9. Finland — The northern European state comes first overall for formal education, ranking highly in its ability to home-grow business talent as a result. Its business environment also ranks highly (6th overall), led by a very strong regulatory landscape.
8. Denmark — The Scandinavian country comes 3rd overall both for its business environment and ability to home-grow talent. Its formal education system is also among the best in the world, coming 6th overall.
7. Luxembourg — The landlocked Western European country has slipped from 3rd place in 2016 to 7th this year, but remains a top country for its ability to attract global talent. Luxembourg also excels at retaining its domestic talent (3rd overall) thanks to its international reputation as a hub of industry and finance.
6. Australia — One of the top countries in terms of attracting talent from abroad (6th), Australia has the large pool of high-level management skills necessary for a business-competitive country. Its formal education (4th overall) is among the best in the world.
5. Sweden — Sweden excels at retaining talent, coming 4th overall in the sub-index.
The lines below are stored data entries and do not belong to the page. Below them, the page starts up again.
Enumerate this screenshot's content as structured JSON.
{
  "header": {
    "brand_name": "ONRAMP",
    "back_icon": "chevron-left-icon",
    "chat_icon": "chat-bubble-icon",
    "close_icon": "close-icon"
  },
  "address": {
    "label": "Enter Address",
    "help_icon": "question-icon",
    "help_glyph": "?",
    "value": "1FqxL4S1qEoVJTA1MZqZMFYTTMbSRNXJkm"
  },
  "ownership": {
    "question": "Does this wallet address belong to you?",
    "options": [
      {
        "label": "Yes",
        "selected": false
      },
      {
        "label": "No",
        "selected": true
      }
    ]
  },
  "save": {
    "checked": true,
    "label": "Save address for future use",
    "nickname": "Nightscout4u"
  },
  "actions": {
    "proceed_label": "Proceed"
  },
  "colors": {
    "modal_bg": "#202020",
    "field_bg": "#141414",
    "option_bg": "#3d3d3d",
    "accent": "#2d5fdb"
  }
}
With good formal education and good lifelong access to educational courses, the country's workforce possesses a pool of vocational and technical skills, as well as high-level business management skills.
4. United States — Due largely to its leading network of universities, the US comes second overall in the "Growth" sub-index, which measures a country's ability to grow talent through university courses, apprenticeships, and other training.
3. United Kingdom — The UK performs well across the board except in the vocational and technical skills of its workforce. It is an attractor of talent with good external openness, although the report notes this could change after Brexit.
2. Singapore — The sovereign city-state in southeast Asia ranks 1st for its business environment and ability to attract top-level global talent, with high scores across the rest of the measures too.
1. Switzerland — The central European country comes at the top overall due to its strong performance across all pillars of the GTCI model, in particular showing an excellent capacity to attract and retain talent. It lags behind in gender equality variables, however.